2時限目

「のう明堂。何故わらわが憤慨しておるか、わかっておるな」

「ウィッス。ウチがもっちゃんを粉微塵にしちゃったからッス」


 事の顛末を説明しよう。視界不良によって照準を定めずに射出された極太怪光線は、あろうことか近くにいた望月先生に直撃、結果としてモザイク必至の惨状を招いてしまったのだが、望月先生の脅威的な自然治癒能力によって、散り散りになった肉片はあっという間に元通りとなったのであった。完。


「わらわも長いこと教師をしておるが、生徒に殺されたのはこれが初めてじゃ。撃ったのがわらわでなかったら、今頃そちは牢屋送りじゃったろうに」

「まぁ、僕ならあの程度余裕で防げたけどね」

「いや、そういう問題じゃないでしょ」


 素知らぬ顔で答える少女についツッコんでしまう。どうやら慎ましやかな風貌とは裏腹に、なかなか強情な性格をしているようだ。あくびを吐くUMAが、憎たらしさをさらに助長させる。


「まるで反省の色が見られんのう。ならここは一つ、学校生活におけるルールを設けようではないか」

「ルール……ですか?」


 行儀よく椅子に正座している少女の手には、破かれた形代が握られている。せっせとセロハンテープで接合しているけど、あれは普通使い捨てのはずでは?
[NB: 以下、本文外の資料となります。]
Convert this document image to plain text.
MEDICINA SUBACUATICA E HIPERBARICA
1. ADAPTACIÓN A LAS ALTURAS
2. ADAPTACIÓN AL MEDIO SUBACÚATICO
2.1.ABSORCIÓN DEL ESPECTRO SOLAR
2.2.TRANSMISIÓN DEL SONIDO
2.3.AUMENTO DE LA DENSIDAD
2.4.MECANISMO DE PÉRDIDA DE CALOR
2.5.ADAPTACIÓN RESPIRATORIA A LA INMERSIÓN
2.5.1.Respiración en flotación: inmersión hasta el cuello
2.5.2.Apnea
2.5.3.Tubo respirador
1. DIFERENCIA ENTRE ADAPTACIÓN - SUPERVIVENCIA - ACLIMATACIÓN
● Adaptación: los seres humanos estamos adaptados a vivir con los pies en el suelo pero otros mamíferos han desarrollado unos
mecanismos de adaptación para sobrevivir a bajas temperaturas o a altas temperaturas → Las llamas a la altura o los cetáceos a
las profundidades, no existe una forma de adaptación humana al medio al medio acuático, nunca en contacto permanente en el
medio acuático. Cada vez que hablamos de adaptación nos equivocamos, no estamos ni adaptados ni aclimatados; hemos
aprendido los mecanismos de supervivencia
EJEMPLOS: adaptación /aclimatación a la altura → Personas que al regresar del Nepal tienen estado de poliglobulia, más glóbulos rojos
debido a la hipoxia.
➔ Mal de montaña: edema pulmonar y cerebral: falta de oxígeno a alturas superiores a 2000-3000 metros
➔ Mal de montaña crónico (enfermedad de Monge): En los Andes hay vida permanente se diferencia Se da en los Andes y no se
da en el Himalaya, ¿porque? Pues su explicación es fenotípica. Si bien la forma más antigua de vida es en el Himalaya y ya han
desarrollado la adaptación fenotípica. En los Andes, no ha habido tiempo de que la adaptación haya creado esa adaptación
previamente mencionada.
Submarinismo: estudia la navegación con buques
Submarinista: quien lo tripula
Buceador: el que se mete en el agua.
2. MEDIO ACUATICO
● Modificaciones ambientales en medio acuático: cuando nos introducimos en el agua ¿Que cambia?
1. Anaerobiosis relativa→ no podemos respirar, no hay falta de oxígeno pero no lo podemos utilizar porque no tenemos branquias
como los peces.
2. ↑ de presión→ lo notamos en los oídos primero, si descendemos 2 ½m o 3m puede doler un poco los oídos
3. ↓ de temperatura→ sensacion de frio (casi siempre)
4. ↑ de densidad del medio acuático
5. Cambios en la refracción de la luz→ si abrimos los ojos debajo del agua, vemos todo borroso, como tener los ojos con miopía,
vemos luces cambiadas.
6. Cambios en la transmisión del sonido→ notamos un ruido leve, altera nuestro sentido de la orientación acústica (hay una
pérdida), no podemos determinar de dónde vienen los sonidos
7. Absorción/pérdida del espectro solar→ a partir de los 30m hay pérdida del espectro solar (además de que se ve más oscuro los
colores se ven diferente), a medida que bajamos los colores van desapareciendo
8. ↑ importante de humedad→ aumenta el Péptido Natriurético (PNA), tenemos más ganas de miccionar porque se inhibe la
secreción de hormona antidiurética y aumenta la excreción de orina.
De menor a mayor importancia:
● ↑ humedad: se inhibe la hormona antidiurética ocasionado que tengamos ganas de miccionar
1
「『黒百合学園の敷地内における武器、魔法、呪術の使用を固く禁ずる』、よいな」

「了解ッス。ちなみに、違反したらどうなるんスか?」

「問答無用で退学じゃうつけ! よもやそちら、ここに来た理由を忘れたのではあるまいな」


 私を除く三人が一斉に肩をすぼめる。気が付くと私は、掌を望月先生に晒していた。


「どうしたんじゃ能間、トイレは礼拝堂を出て左手に曲がったところじゃぞ」

「そうではなくて、望月先生にお聞きしたいことが」


 懸命に平静を装って、真新しいスクールバッグのファスナーを開く。小じわの走っている冊子を掲げながら、私は意を決して腰を上げた。
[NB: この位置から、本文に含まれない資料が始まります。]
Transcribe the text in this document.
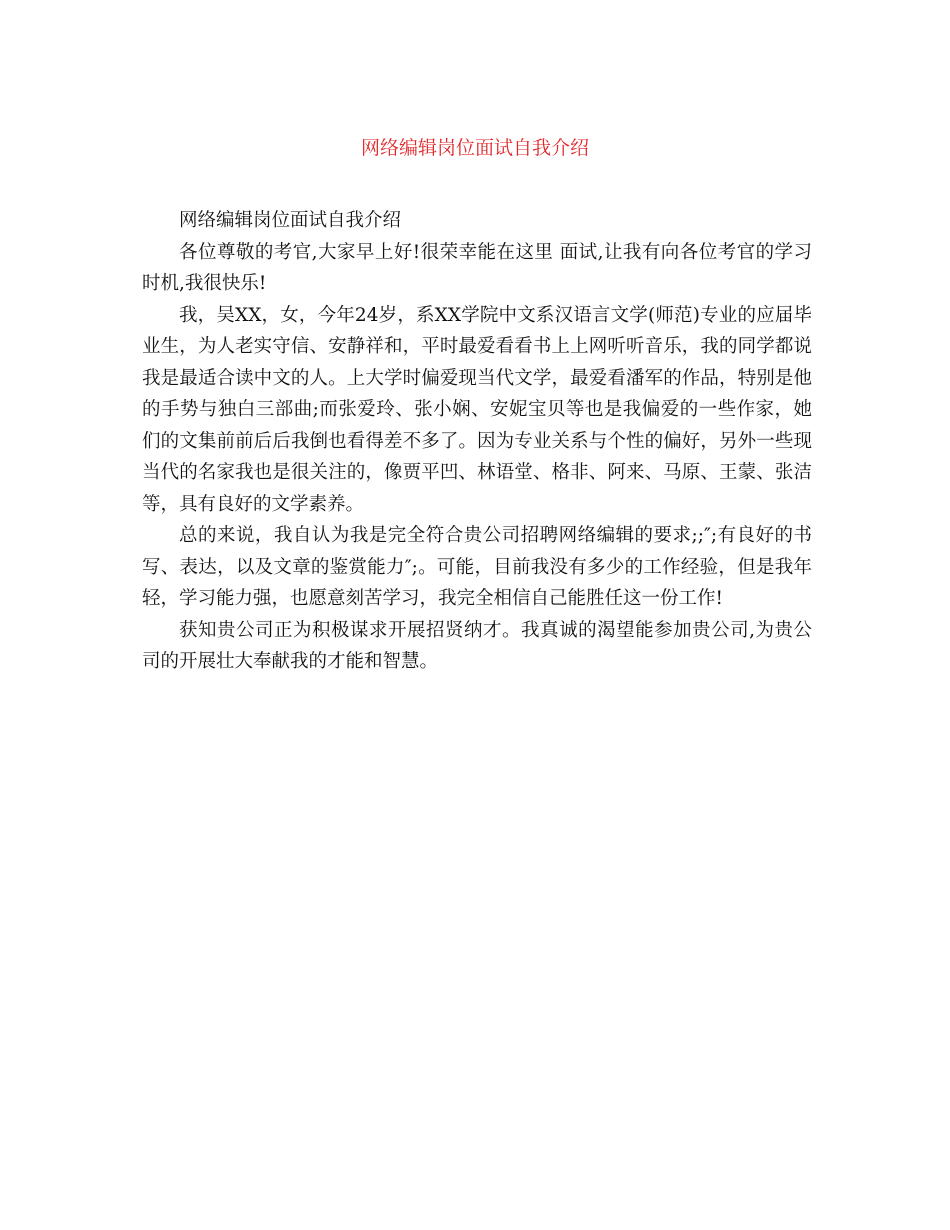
网络编辑岗位面试自我介绍

网络编辑岗位面试自我介绍

各位尊敬的考官,大家早上好!很荣幸能在这里 面试,让我有向各位考官的学习时机,我很快乐!

我，吴XX，女，今年24岁，系XX学院中文系汉语言文学(师范)专业的应届毕业生，为人老实守信、安静祥和，平时最爱看看书上上网听听音乐，我的同学都说我是最适合读中文的人。上大学时偏爱现当代文学，最爱看潘军的作品，特别是他的手势与独白三部曲;而张爱玲、张小娴、安妮宝贝等也是我偏爱的一些作家，她们的文集前前后后我倒也看得差不多了。因为专业关系与个性的偏好，另外一些现当代的名家我也是很关注的，像贾平凹、林语堂、格非、阿来、马原、王蒙、张洁等，具有良好的文学素养。

总的来说，我自认为我是完全符合贵公司招聘网络编辑的要求;;″;有良好的书写、表达，以及文章的鉴赏能力″;。可能，目前我没有多少的工作经验，但是我年轻，学习能力强，也愿意刻苦学习，我完全相信自己能胜任这一份工作!

获知贵公司正为积极谋求开展招贤纳才。我真诚的渴望能参加贵公司,为贵公司的开展壮大奉献我的才能和智慧。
「黒百合学園のパンフレットによると、一年生は二階に三クラス、三階に四クラスの計七クラスで編成されています。それどころか、礼拝堂を教室として利用するという記述すらありません。なら私たちは、このイロモノ集団は何なんですか!?」


 いよいよ私のSAN値が限界近い。人造人間、魔法少女、陰陽師、挙句の果てに不老不死ときた。今なら宇宙人でも、神様だって信じられる。


 望月先生は首にかけられたロザリオを指で弄びながら、今しがた上半身を消し飛ばされた人間とはとても思えないキメ顔で私にこう告げた。